Hello Anuj Arora,
Welcome to the Microsoft Q&A and thank you for posting your questions here.
I understand you are having issues configuring your Azure Bot for cross-tenant proactive messaging in Microsoft Teams.
Try to understand:
- Multi-Tenant App Registration is required for cross-tenant access.
- Single-Tenant App Registration restricts access to only one tenant, which is causing the authorization issues.
- So, do not rely on Single-Tenant App Registration for cross-tenant messaging.
However, the most reliable approach is to register your bot's Azure AD app as Multi-Tenant, which allows it to authenticate and interact with users across different customer tenants. You can do this by navigating to Azure Portal > App Registrations > Authentication, and selecting “Accounts in any organizational directory (Any Azure AD directory - Multitenant)”.
While your Azure Bot resource itself can remain Single-Tenant, what truly governs tenant access is the App Registration. The bot service uses this app to authenticate and authorize requests, so its multi-tenant configuration is what enables communication with external tenants.
But for production deployment, it's recommended to publish your bot to the Teams App Store (AppSource). This ensures discoverability and simplifies consent management for external organizations. Microsoft handles provisioning and tenant onboarding through AppSource, as clarified in @Aryan Parashar have stated.
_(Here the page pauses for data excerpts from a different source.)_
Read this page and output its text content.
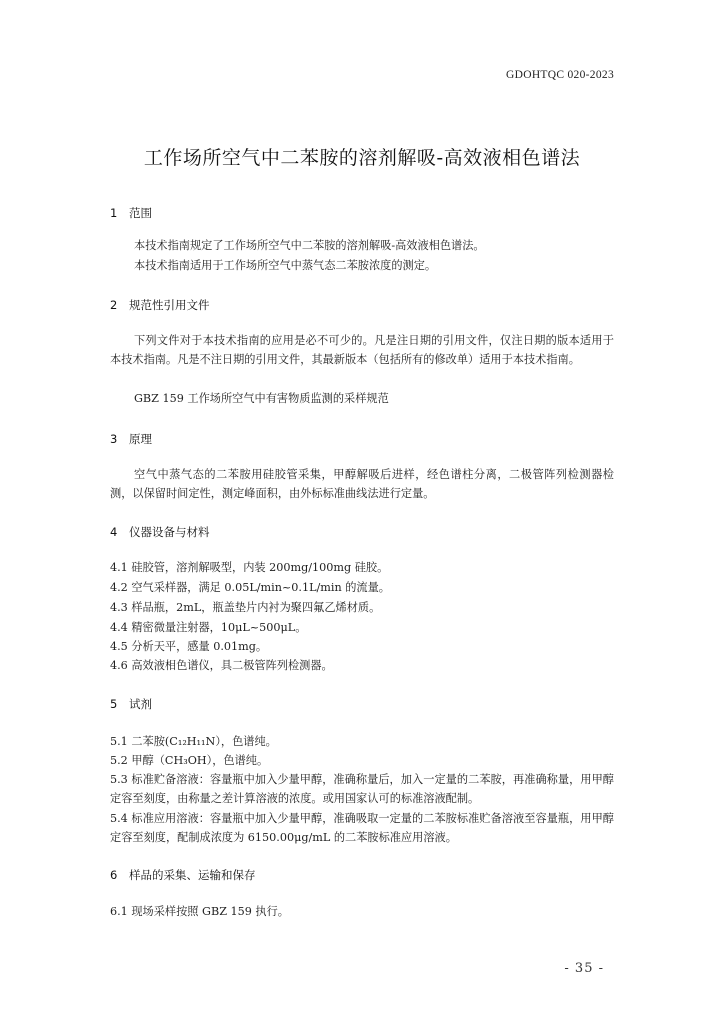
GDOHTQC 020-2023
工作场所空气中二苯胺的溶剂解吸-高效液相色谱法
1 范围
本技术指南规定了工作场所空气中二苯胺的溶剂解吸-高效液相色谱法。
本技术指南适用于工作场所空气中蒸气态二苯胺浓度的测定。
2 规范性引用文件
下列文件对于本技术指南的应用是必不可少的。凡是注日期的引用文件，仅注日期的版本适用于本技术指南。凡是不注日期的引用文件，其最新版本（包括所有的修改单）适用于本技术指南。
GBZ 159 工作场所空气中有害物质监测的采样规范
3 原理
空气中蒸气态的二苯胺用硅胶管采集，甲醇解吸后进样，经色谱柱分离，二极管阵列检测器检测，以保留时间定性，测定峰面积，由外标标准曲线法进行定量。
4 仪器设备与材料
4.1 硅胶管，溶剂解吸型，内装 200mg/100mg 硅胶。
4.2 空气采样器，满足 0.05L/min~0.1L/min 的流量。
4.3 样品瓶，2mL，瓶盖垫片内衬为聚四氟乙烯材质。
4.4 精密微量注射器，10μL~500μL。
4.5 分析天平，感量 0.01mg。
4.6 高效液相色谱仪，具二极管阵列检测器。
5 试剂
5.1 二苯胺(C₁₂H₁₁N），色谱纯。
5.2 甲醇（CH₃OH），色谱纯。
5.3 标准贮备溶液：容量瓶中加入少量甲醇，准确称量后，加入一定量的二苯胺，再准确称量，用甲醇定容至刻度，由称量之差计算溶液的浓度。或用国家认可的标准溶液配制。
5.4 标准应用溶液：容量瓶中加入少量甲醇，准确吸取一定量的二苯胺标准贮备溶液至容量瓶，用甲醇定容至刻度，配制成浓度为 6150.00μg/mL 的二苯胺标准应用溶液。
6 样品的采集、运输和保存
6.1 现场采样按照 GBZ 159 执行。
- 35 -
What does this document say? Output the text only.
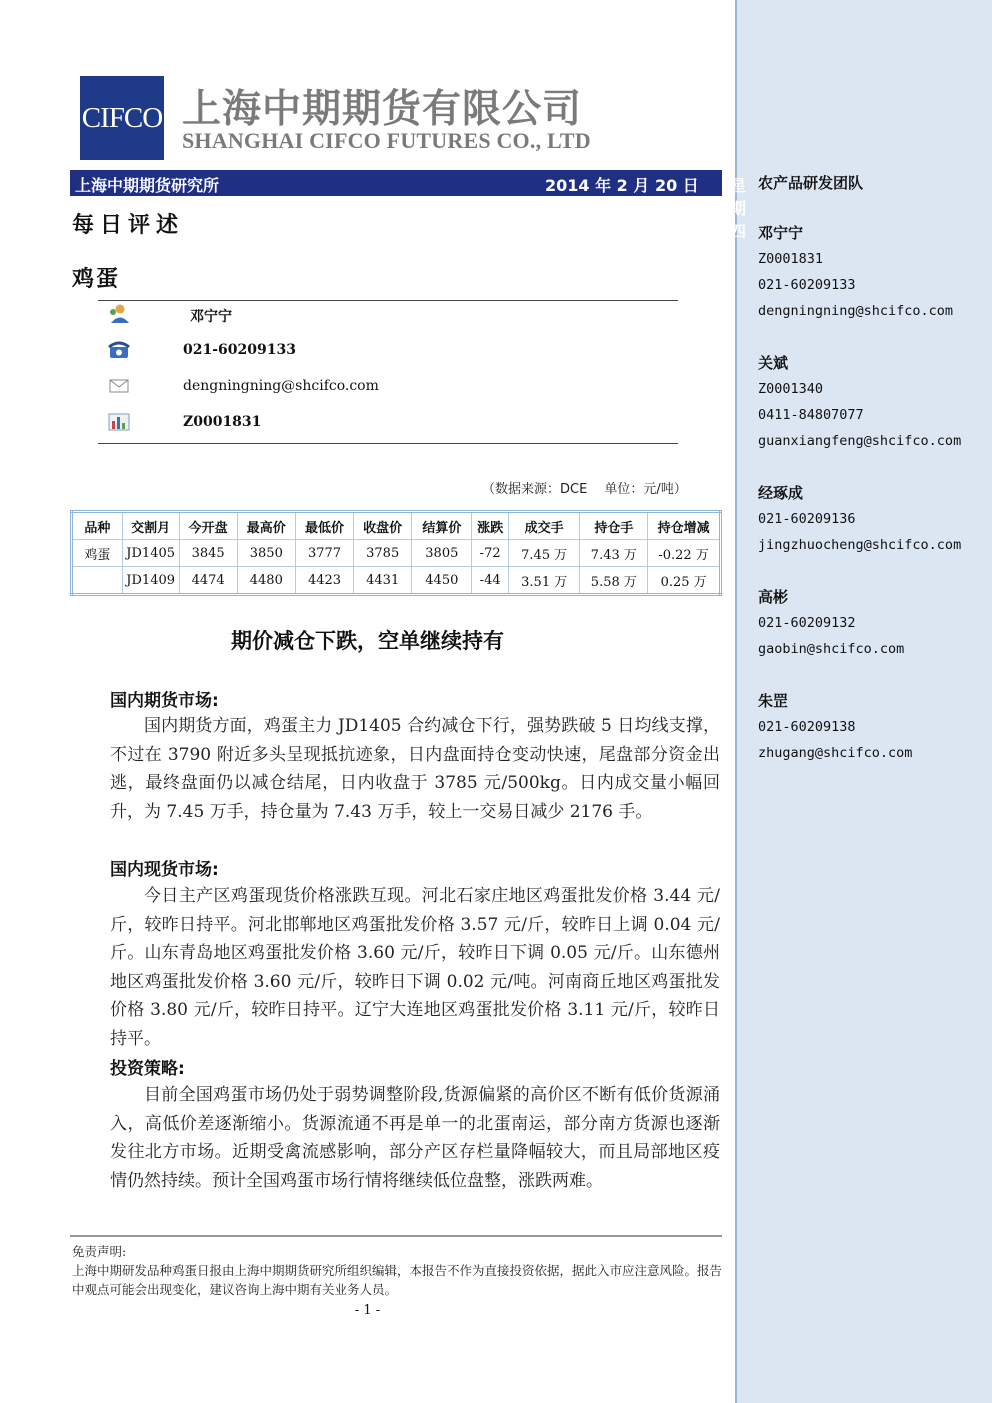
CIFCO 上海中期期货有限公司
SHANGHAI CIFCO FUTURES CO., LTD
上海中期期货研究所	2014 年 2 月 20 日 星期四
每日评述
鸡蛋
邓宁宁
021-60209133
dengningning@shcifco.com
Z0001831
（数据来源：DCE　 单位：元/吨）
品种	交割月	今开盘	最高价	最低价	收盘价	结算价	涨跌	成交手	持仓手	持仓增减
鸡蛋	JD1405	3845	3850	3777	3785	3805	-72	7.45 万	7.43 万	-0.22 万
	JD1409	4474	4480	4423	4431	4450	-44	3.51 万	5.58 万	0.25 万
期价减仓下跌，空单继续持有
国内期货市场:
国内期货方面，鸡蛋主力 JD1405 合约减仓下行，强势跌破 5 日均线支撑，不过在 3790 附近多头呈现抵抗迹象，日内盘面持仓变动快速，尾盘部分资金出逃，最终盘面仍以减仓结尾，日内收盘于 3785 元/500kg。日内成交量小幅回升，为 7.45 万手，持仓量为 7.43 万手，较上一交易日减少 2176 手。
国内现货市场:
今日主产区鸡蛋现货价格涨跌互现。河北石家庄地区鸡蛋批发价格 3.44 元/斤，较昨日持平。河北邯郸地区鸡蛋批发价格 3.57 元/斤，较昨日上调 0.04 元/斤。山东青岛地区鸡蛋批发价格 3.60 元/斤，较昨日下调 0.05 元/斤。山东德州地区鸡蛋批发价格 3.60 元/斤，较昨日下调 0.02 元/吨。河南商丘地区鸡蛋批发价格 3.80 元/斤，较昨日持平。辽宁大连地区鸡蛋批发价格 3.11 元/斤，较昨日持平。
投资策略:
目前全国鸡蛋市场仍处于弱势调整阶段,货源偏紧的高价区不断有低价货源涌入，高低价差逐渐缩小。货源流通不再是单一的北蛋南运，部分南方货源也逐渐发往北方市场。近期受禽流感影响，部分产区存栏量降幅较大，而且局部地区疫情仍然持续。预计全国鸡蛋市场行情将继续低位盘整，涨跌两难。
免责声明:
上海中期研发品种鸡蛋日报由上海中期期货研究所组织编辑，本报告不作为直接投资依据，据此入市应注意风险。报告中观点可能会出现变化，建议咨询上海中期有关业务人员。
- 1 -
农产品研发团队
邓宁宁
Z0001831
021-60209133
dengningning@shcifco.com
关斌
Z0001340
0411-84807077
guanxiangfeng@shcifco.com
经琢成
021-60209136
jingzhuocheng@shcifco.com
高彬
021-60209132
gaobin@shcifco.com
朱罡
021-60209138
zhugang@shcifco.com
To allow external tenants to grant permissions to your bot, you should provide an admin consent URL like: https://login.microsoftonline.com/common/adminconsent?client_id=<your-app-id>
This link enables tenant administrators to approve your bot’s access to their directory.
In your Teams App Manifest, ensure you include the webApplicationInfo section with your app ID and resource URI:
"webApplicationInfo": {
"id": "<your-app-id>",
"resource": "https://yourdomain.com"
}
This configuration is required for Teams to correctly route authentication and authorization requests to your bot. Refer to the Teams manifest schema documentation for full details.
Finally, your bot code must be capable of validating tokens from multiple tenants. Use the Microsoft Bot Framework SDK to handle token validation securely and ensure that your bot can process proactive messages without authorization failures.
I hope this is helpful! Do not hesitate to let me know if you have any other questions or clarifications.